PIAZZA DEL COMMERCIO È ANCORA SENZA COMMERCIO. UN VERO SCHIAFFO A CITTADINI, IMPRENDITORI E LAVORATORI DI ORVIETO SCALO, CHE TRASCINA IN UNA CRISI INFINITA DEL VALORE ANCHE “IL BORGO” CON I SUOI SERVIZI.

Piazza del Commercio è ancora senza commercio. Così come il vicino Centro “Il Borgo” che, privati del grande attrattore che era il negozio Coop, hanno visto spostarsi ingenti flussi dei cittadini da un’area all’altra con conseguente modifica dei valori dei fondi commerciali, depositi, e delle Infrastrutture condominiali.
Mentre è vero che il comune non può e non deve sostituirsi al privato è anche vero che le attività del comune in relazione alle riqualificazioni stradali ed alla concessione degli spazi per i grandi centri commerciali insieme alla mobilità valgono nello sviluppo cittadino molte volte le leve fiscali che ogni tanto certi ex assessori pensano di presentare come una panacea. A proposito questo impoverimento diffuso è avvenuto in costanza dell’opera per l’appunto degli stessi ex assessori e, come se non bastasse, entrambi i gruppi di ex maggioranza e maggioranza attuale ci hanno lasciati soli quando abbiamo portato in discussione l’assegnazione delle licenze per la grande superficie di vendita e il problema dell’eccessiva concentrazione nelle mani della singola Coop che aveva appena rilevato il gruppo Superconti. Insomma liberisti quando conviene protezionisti quando c’è di mezzo il bacino di voti e nel frattempo la situazione è rimasta quella che c’era ormai 5 anni fa.

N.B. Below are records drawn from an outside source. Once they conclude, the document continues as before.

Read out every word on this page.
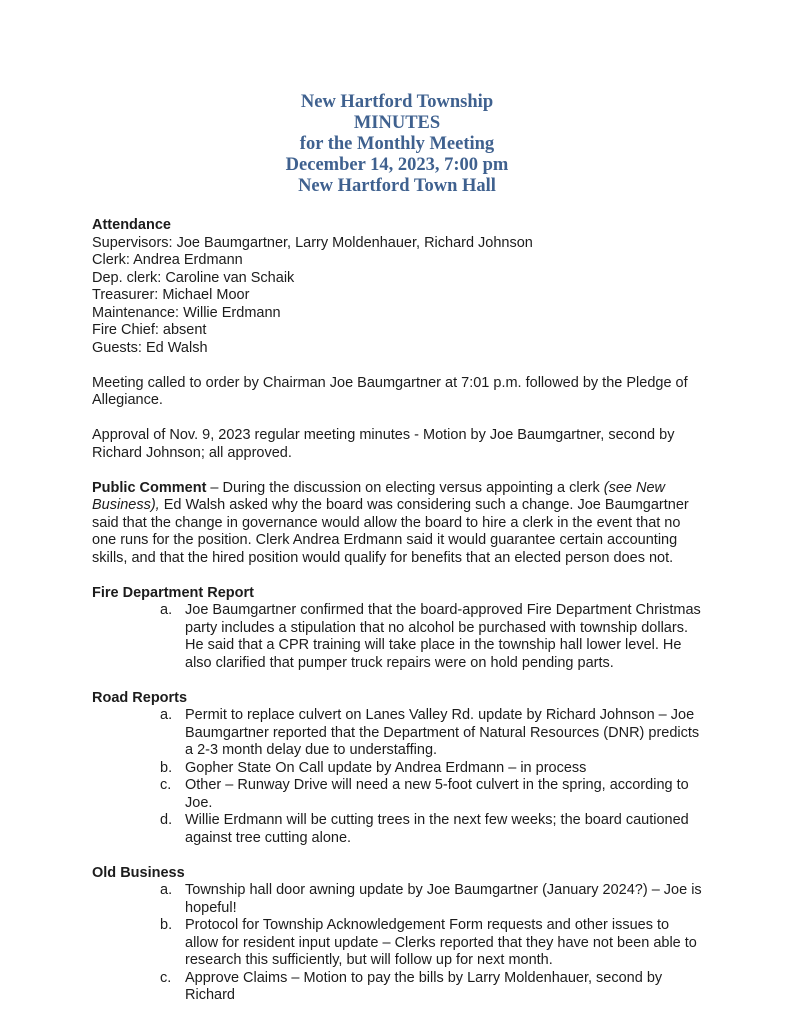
New Hartford Township
MINUTES
for the Monthly Meeting
December 14, 2023, 7:00 pm
New Hartford Town Hall

Attendance

Supervisors: Joe Baumgartner, Larry Moldenhauer, Richard Johnson

Clerk: Andrea Erdmann

Dep. clerk: Caroline van Schaik

Treasurer: Michael Moor

Maintenance: Willie Erdmann

Fire Chief: absent

Guests: Ed Walsh

Meeting called to order by Chairman Joe Baumgartner at 7:01 p.m. followed by the Pledge of Allegiance.

Approval of Nov. 9, 2023 regular meeting minutes - Motion by Joe Baumgartner, second by Richard Johnson; all approved.

Public Comment – During the discussion on electing versus appointing a clerk (see New Business), Ed Walsh asked why the board was considering such a change. Joe Baumgartner said that the change in governance would allow the board to hire a clerk in the event that no one runs for the position. Clerk Andrea Erdmann said it would guarantee certain accounting skills, and that the hired position would qualify for benefits that an elected person does not.

Fire Department Report

Joe Baumgartner confirmed that the board-approved Fire Department Christmas party includes a stipulation that no alcohol be purchased with township dollars. He said that a CPR training will take place in the township hall lower level. He also clarified that pumper truck repairs were on hold pending parts.

Road Reports

Permit to replace culvert on Lanes Valley Rd. update by Richard Johnson – Joe Baumgartner reported that the Department of Natural Resources (DNR) predicts a 2-3 month delay due to understaffing.
Gopher State On Call update by Andrea Erdmann – in process
Other – Runway Drive will need a new 5-foot culvert in the spring, according to Joe.
Willie Erdmann will be cutting trees in the next few weeks; the board cautioned against tree cutting alone.

Old Business

Township hall door awning update by Joe Baumgartner (January 2024?) – Joe is hopeful!
Protocol for Township Acknowledgement Form requests and other issues to allow for resident input update – Clerks reported that they have not been able to research this sufficiently, but will follow up for next month.
Approve Claims – Motion to pay the bills by Larry Moldenhauer, second by Richard
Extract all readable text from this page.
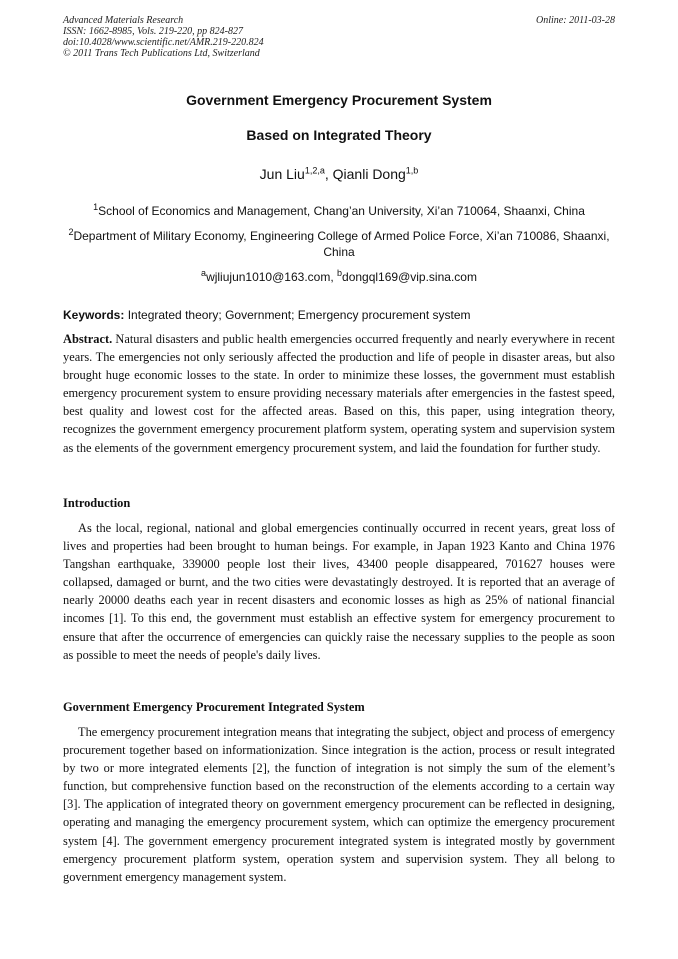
Advanced Materials Research
ISSN: 1662-8985, Vols. 219-220, pp 824-827
doi:10.4028/www.scientific.net/AMR.219-220.824
© 2011 Trans Tech Publications Ltd, Switzerland
Online: 2011-03-28
Government Emergency Procurement System
Based on Integrated Theory
Jun Liu$^{1,2,a}$, Qianli Dong$^{1,b}$
$^1$School of Economics and Management, Chang’an University, Xi’an 710064, Shaanxi, China
$^2$Department of Military Economy, Engineering College of Armed Police Force, Xi’an 710086, Shaanxi, China
$^a$wjliujun1010@163.com, $^b$dongql169@vip.sina.com
Keywords: Integrated theory; Government; Emergency procurement system
Abstract. Natural disasters and public health emergencies occurred frequently and nearly everywhere in recent years. The emergencies not only seriously affected the production and life of people in disaster areas, but also brought huge economic losses to the state. In order to minimize these losses, the government must establish emergency procurement system to ensure providing necessary materials after emergencies in the fastest speed, best quality and lowest cost for the affected areas. Based on this, this paper, using integration theory, recognizes the government emergency procurement platform system, operating system and supervision system as the elements of the government emergency procurement system, and laid the foundation for further study.
Introduction
As the local, regional, national and global emergencies continually occurred in recent years, great loss of lives and properties had been brought to human beings. For example, in Japan 1923 Kanto and China 1976 Tangshan earthquake, 339000 people lost their lives, 43400 people disappeared, 701627 houses were collapsed, damaged or burnt, and the two cities were devastatingly destroyed. It is reported that an average of nearly 20000 deaths each year in recent disasters and economic losses as high as 25% of national financial incomes [1]. To this end, the government must establish an effective system for emergency procurement to ensure that after the occurrence of emergencies can quickly raise the necessary supplies to the people as soon as possible to meet the needs of people's daily lives.
Government Emergency Procurement Integrated System
The emergency procurement integration means that integrating the subject, object and process of emergency procurement together based on informationization. Since integration is the action, process or result integrated by two or more integrated elements [2], the function of integration is not simply the sum of the element’s function, but comprehensive function based on the reconstruction of the elements according to a certain way [3]. The application of integrated theory on government emergency procurement can be reflected in designing, operating and managing the emergency procurement system, which can optimize the emergency procurement system [4]. The government emergency procurement integrated system is integrated mostly by government emergency procurement platform system, operation system and supervision system. They all belong to government emergency management system.
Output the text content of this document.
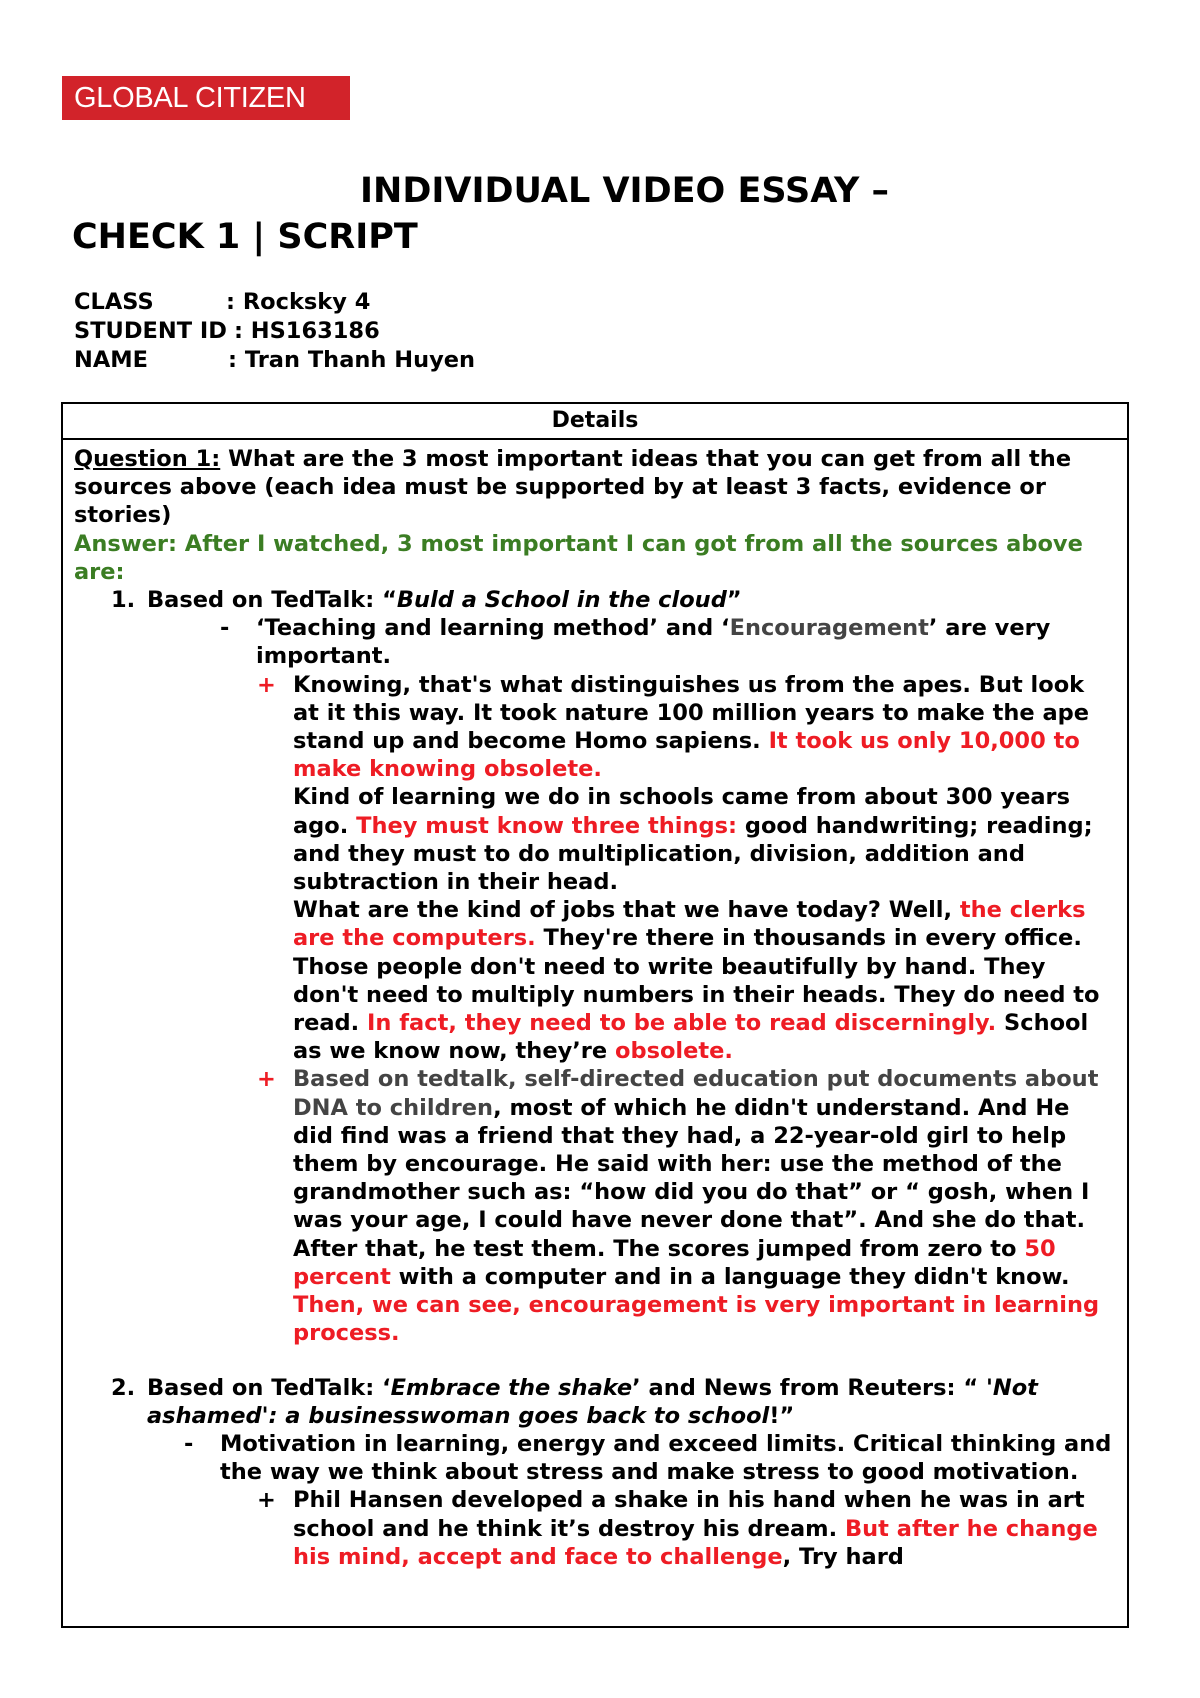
GLOBAL CITIZEN
INDIVIDUAL VIDEO ESSAY –
CHECK 1 | SCRIPT
CLASS	: Rocksky 4
STUDENT ID : HS163186
NAME	: Tran Thanh Huyen
Details
Question 1: What are the 3 most important ideas that you can get from all the sources above (each idea must be supported by at least 3 facts, evidence or stories)
Answer: After I watched, 3 most important I can got from all the sources above are:
1. Based on TedTalk: “Buld a School in the cloud”
-	‘Teaching and learning method’ and ‘Encouragement’ are very important.
+ Knowing, that's what distinguishes us from the apes. But look at it this way. It took nature 100 million years to make the ape stand up and become Homo sapiens. It took us only 10,000 to make knowing obsolete.
Kind of learning we do in schools came from about 300 years ago. They must know three things: good handwriting; reading; and they must to do multiplication, division, addition and subtraction in their head.
What are the kind of jobs that we have today? Well, the clerks are the computers. They're there in thousands in every office. Those people don't need to write beautifully by hand. They don't need to multiply numbers in their heads. They do need to read. In fact, they need to be able to read discerningly. School as we know now, they’re obsolete.
+ Based on tedtalk, self-directed education put documents about DNA to children, most of which he didn't understand. And He did find was a friend that they had, a 22-year-old girl to help them by encourage. He said with her: use the method of the grandmother such as: “how did you do that” or “ gosh, when I was your age, I could have never done that”. And she do that. After that, he test them. The scores jumped from zero to 50 percent with a computer and in a language they didn't know. Then, we can see, encouragement is very important in learning process.
2. Based on TedTalk: ‘Embrace the shake’ and News from Reuters: “ 'Not ashamed': a businesswoman goes back to school!”
-	Motivation in learning, energy and exceed limits. Critical thinking and the way we think about stress and make stress to good motivation.
+ Phil Hansen developed a shake in his hand when he was in art school and he think it’s destroy his dream. But after he change his mind, accept and face to challenge, Try hard
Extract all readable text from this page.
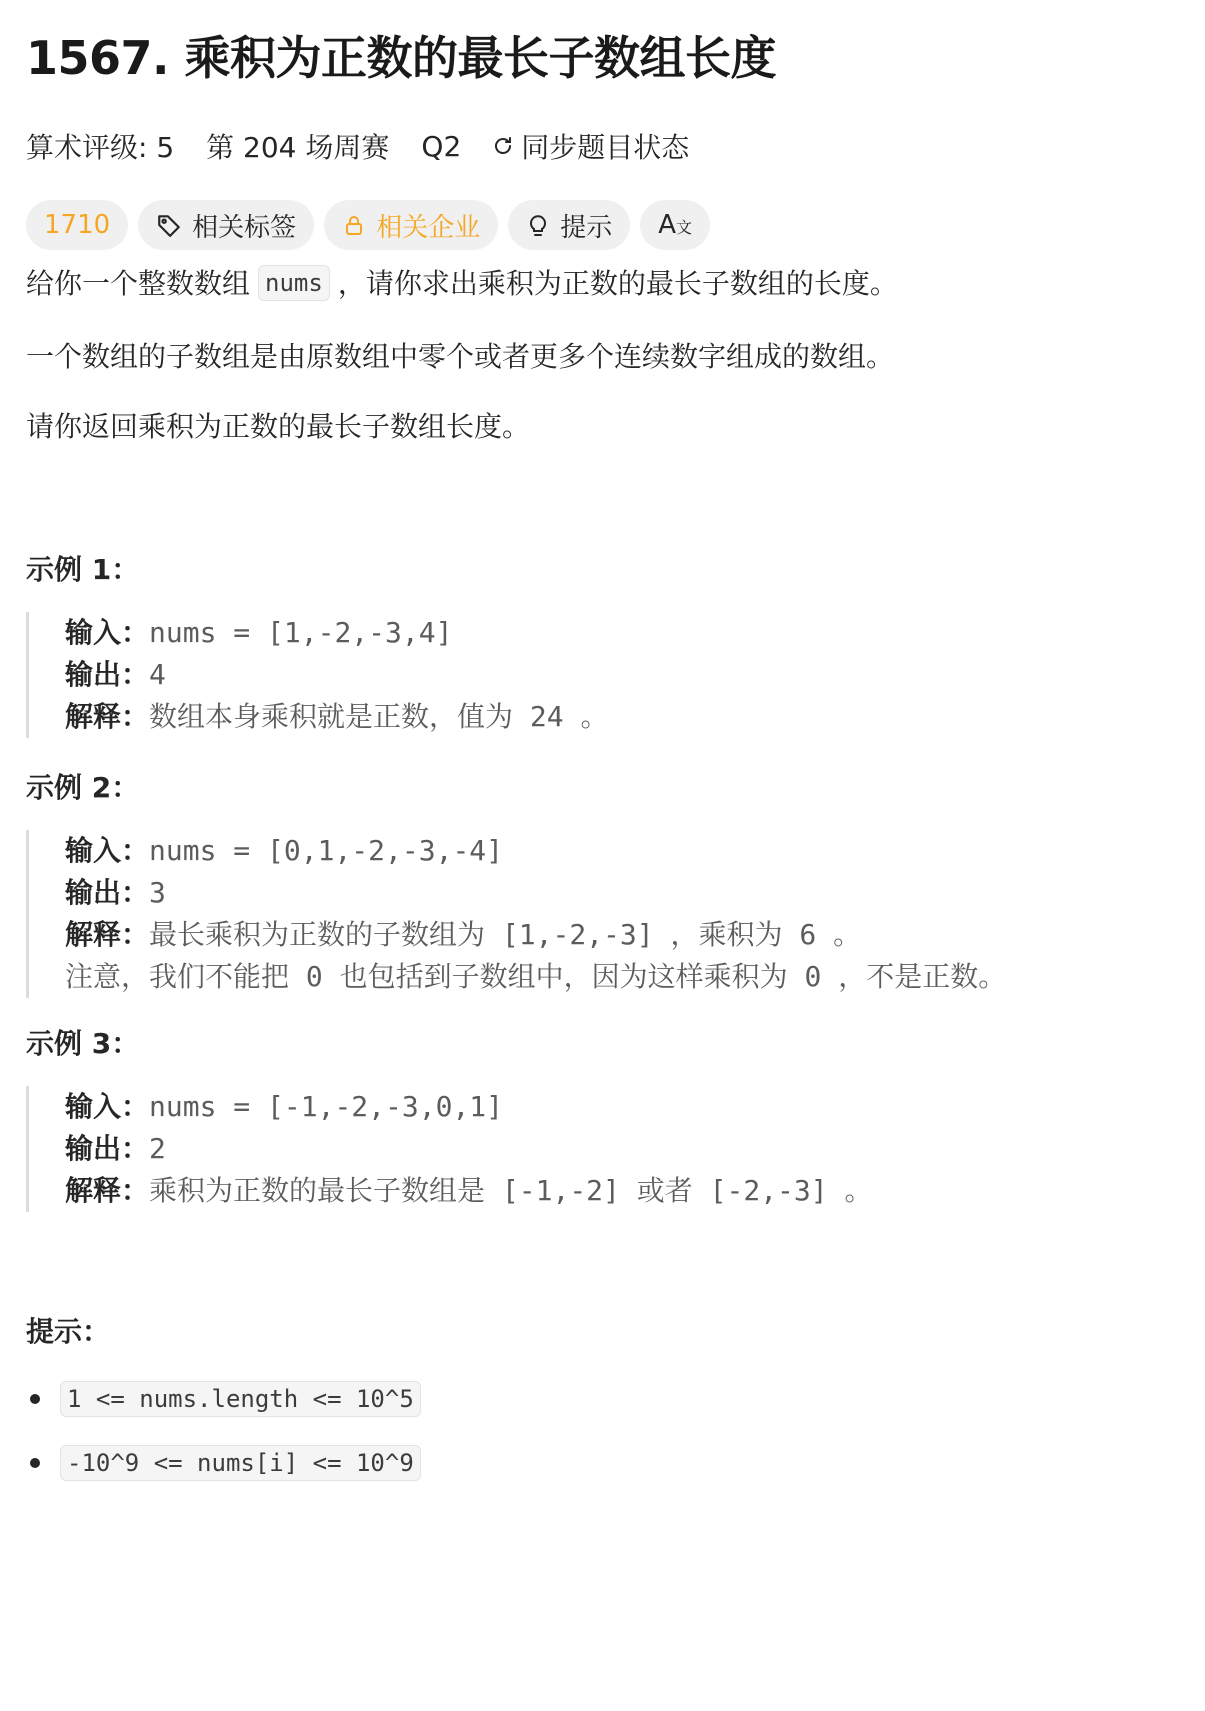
1567. 乘积为正数的最长子数组长度
算术评级: 5 第 204 场周赛 Q2 同步题目状态
1710	相关标签	相关企业	提示 A文
给你一个整数数组 nums ，请你求出乘积为正数的最长子数组的长度。
一个数组的子数组是由原数组中零个或者更多个连续数字组成的数组。
请你返回乘积为正数的最长子数组长度。
示例 1：
输入：nums = [1,-2,-3,4]
输出：4
解释：数组本身乘积就是正数，值为 24 。
示例 2：
输入：nums = [0,1,-2,-3,-4]
输出：3
解释：最长乘积为正数的子数组为 [1,-2,-3] ，乘积为 6 。
注意，我们不能把 0 也包括到子数组中，因为这样乘积为 0 ，不是正数。
示例 3：
输入：nums = [-1,-2,-3,0,1]
输出：2
解释：乘积为正数的最长子数组是 [-1,-2] 或者 [-2,-3] 。
提示：
1 <= nums.length <= 10^5
-10^9 <= nums[i] <= 10^9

C’è una crisi conclamata e nessuno che abbia avuto il coraggio di prendere di petto la situazione. Coraggio ai proprietari e ai residenti. Coraggio a chi vorrebbe tornare a lavorare. Il 2019 non è lontanissimo.

Bando Piazzole nel Mercatini: pasticcio all’italiana

Un pasticcio, un autentico pasticcio.

La latitanza di un assessore al commercio fino alle decisioni di Giunta del 5 dicembre si vede, eccome! Ora poi con la riorganizzazione dovuta all’arrivo dell’Assessore Cannistrà alcune deleghe sono scomparse del tutto e tra queste quella del commercio prima esistente ed in capo alla dimissionaria dottoressa Martino.

Detto questo richiamiamo l’attenzione proprio della dottoressa Cannistrà perchè c’è una questione grave, un nodo che è venuto al pettine, e che la investirà comunque in quanto in assenza di specifica delega al commercio è in capo all’assessore alle attività produttive la questione della famigerata direttiva Bolkstein che investe i classici mercati popolari come quello di Ciconia, dello Scalo e di Piazza del Popolo oltre al commercio su piazzola fuori mercato. Una questione che potrebbe mettere fuori mercato chi ci lavora da generazioni lasciando la responsabilità a pesare proprio su chi in Giunta è appena arrivato.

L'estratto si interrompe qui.